Transition 1 was around five miles down the coast from Lochgoilhead and was next to Carrick Castle, a 14th century tower that sits on the edge of Loch Goil. It made an impressive backdrop when racking bikes on Friday night.
After racking up, we went back to registration and attended the race briefing. Again, a very well organised event.
Swim
The swim start was 7am, practically a long lie-in compared to other XTri events. As Carrick Castle has no parking, competitors are bussed to the start.
“Unfortunately there’s only one bus” they said at the race briefing. “You’ll be split by number into a group of 53 and a group of 31. The bus has 53 seats. so we can’t take everyone in one go nor could we get a second bus!”
Turns out hiring a bus for Lochgoilhead was one of the hardest tasks the organisers had to solve.
Luckily we were in the second group and had an extra 30 minutes sleep before having to catch the bus from Lochgoilhead to the castle.
Catching the bus was straightforward, with lots of parking nearby in a yacht car park/yacht yard/don’t know the proper term for where people park yachts on land.

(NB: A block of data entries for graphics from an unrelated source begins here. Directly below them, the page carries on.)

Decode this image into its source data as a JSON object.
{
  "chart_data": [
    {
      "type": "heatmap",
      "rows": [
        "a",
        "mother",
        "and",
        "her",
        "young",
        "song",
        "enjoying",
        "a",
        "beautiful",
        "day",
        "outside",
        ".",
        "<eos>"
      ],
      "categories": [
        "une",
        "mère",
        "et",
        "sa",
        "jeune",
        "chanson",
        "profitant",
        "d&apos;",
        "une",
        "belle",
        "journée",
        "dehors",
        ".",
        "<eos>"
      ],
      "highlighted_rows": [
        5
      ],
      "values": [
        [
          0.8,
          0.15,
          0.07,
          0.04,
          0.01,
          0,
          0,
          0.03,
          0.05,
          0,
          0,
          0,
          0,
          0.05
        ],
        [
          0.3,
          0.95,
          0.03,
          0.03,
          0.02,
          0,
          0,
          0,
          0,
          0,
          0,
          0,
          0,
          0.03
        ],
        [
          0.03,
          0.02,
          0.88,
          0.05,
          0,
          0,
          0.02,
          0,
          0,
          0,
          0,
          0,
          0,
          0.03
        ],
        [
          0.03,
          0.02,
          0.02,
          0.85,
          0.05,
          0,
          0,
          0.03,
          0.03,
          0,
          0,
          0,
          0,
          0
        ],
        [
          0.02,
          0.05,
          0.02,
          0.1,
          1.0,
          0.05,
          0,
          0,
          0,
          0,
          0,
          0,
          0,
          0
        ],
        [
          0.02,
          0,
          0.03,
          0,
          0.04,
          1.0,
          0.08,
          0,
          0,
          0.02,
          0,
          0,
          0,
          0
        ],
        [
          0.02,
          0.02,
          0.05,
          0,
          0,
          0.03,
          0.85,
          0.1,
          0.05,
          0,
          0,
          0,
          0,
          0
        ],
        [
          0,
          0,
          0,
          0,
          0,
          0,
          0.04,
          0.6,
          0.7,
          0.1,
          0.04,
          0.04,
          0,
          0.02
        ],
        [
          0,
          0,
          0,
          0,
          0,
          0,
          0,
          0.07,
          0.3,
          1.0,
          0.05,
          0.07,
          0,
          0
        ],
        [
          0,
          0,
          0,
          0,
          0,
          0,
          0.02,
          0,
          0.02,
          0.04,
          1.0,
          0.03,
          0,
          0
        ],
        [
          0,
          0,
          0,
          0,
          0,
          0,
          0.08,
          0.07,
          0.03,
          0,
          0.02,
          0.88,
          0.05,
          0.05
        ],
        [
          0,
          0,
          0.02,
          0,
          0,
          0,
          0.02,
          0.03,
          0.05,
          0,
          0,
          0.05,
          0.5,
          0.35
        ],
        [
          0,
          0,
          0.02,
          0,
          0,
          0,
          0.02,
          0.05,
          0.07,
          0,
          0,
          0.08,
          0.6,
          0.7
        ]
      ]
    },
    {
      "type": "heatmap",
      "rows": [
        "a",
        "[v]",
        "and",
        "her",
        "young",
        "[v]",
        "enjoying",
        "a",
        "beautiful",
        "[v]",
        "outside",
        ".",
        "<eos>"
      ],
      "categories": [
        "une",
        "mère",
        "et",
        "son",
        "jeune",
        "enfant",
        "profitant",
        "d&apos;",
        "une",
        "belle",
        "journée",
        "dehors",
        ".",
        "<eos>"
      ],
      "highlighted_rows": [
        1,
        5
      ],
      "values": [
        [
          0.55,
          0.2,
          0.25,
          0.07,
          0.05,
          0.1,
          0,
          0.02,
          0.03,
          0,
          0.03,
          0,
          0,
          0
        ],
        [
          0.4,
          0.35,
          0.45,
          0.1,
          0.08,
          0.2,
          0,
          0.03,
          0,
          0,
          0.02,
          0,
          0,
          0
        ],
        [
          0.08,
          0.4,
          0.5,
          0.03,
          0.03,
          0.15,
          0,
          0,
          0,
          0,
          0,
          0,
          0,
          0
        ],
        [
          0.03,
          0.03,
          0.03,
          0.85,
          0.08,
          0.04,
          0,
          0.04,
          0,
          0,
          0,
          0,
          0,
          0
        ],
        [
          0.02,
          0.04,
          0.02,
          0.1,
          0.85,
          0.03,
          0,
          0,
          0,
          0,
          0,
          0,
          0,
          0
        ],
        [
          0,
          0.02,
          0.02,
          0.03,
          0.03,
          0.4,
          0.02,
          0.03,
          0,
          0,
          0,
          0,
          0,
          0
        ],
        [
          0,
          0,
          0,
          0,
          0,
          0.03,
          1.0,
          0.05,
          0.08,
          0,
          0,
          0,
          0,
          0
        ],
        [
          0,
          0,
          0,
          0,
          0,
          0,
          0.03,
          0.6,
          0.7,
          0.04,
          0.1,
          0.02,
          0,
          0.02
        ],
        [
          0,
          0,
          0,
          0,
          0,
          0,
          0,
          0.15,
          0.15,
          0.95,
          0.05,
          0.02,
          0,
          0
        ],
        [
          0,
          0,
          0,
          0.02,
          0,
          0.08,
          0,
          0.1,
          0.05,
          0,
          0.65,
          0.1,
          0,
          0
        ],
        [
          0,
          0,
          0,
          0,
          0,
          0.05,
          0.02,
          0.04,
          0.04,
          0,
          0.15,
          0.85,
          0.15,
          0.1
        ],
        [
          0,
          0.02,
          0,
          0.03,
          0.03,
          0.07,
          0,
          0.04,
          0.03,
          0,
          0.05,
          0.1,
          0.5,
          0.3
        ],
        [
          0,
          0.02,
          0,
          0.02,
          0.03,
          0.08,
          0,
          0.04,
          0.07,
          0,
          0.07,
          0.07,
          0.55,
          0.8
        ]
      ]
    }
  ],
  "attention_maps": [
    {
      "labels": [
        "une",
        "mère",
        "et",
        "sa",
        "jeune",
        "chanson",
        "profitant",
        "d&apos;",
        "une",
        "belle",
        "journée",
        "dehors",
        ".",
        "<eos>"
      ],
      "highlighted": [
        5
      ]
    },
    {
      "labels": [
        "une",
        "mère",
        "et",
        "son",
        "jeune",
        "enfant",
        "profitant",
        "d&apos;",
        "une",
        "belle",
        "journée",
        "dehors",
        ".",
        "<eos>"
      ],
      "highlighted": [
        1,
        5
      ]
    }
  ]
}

Land marinas? Earth docks? Who knows?
Also there was plenty of toilets, unusual for for most races where finding a toilet is harder than spotting a monster in Loch Ness.
We had around 30 minutes to wait between arrival and the swim start, plenty of time to get everything set up in transition and check that our bikes hadn’t been stolen in the middle of the night after security was eaten alive by midges. Luckily, they must have survived the night and our bikes were still racked by the castle.
The swim started in the water and we lined up in-between two canoes. The route had been shown as a short swim down the loch before passing around two bright yellow buoys, before returning up the loch, in front of the castle before reaching another fixed buoy, turning and returning to the castle and transistion.
When we started there was only one buoy, and I wonder if they had problems with the second as the course turned out to be shorter than it’s anticipated 1.8km. I didn’t mind as it meant I felt strong throughout the swim as I’d trained for the longer distance and was getting the benefit of a shorter course on longer training.
There were around 85 people starting, from an initial field of 104. The organisers confirmed at the briefing that their target had been 100 people as they thought that would be the capacity for the event. I think they were right, while their was plenty of room in the swim, as we came back to shore and started the bike, there were some narrow and steep paths that could easily cause bottlenecks if more people were leaving and trying to get passed one another.
After a period of warm weather, the loch was warm (for Scotland) and almost flat calm. My only criticism would be that the final fixed black painted buoy is not as easy to see against the dark moor west coast background as a the yellow inflatables. I’d add a yellow inflatable to this buoy too, just to help with sighting.
At transition, I took my bike from the rack and got to start my ride on…. a woman’s bike. Iain TwinBikeRun’s wife’s bike to be exact. I didn’t have a gravel bike so had borrowed her gravel bike to use instead.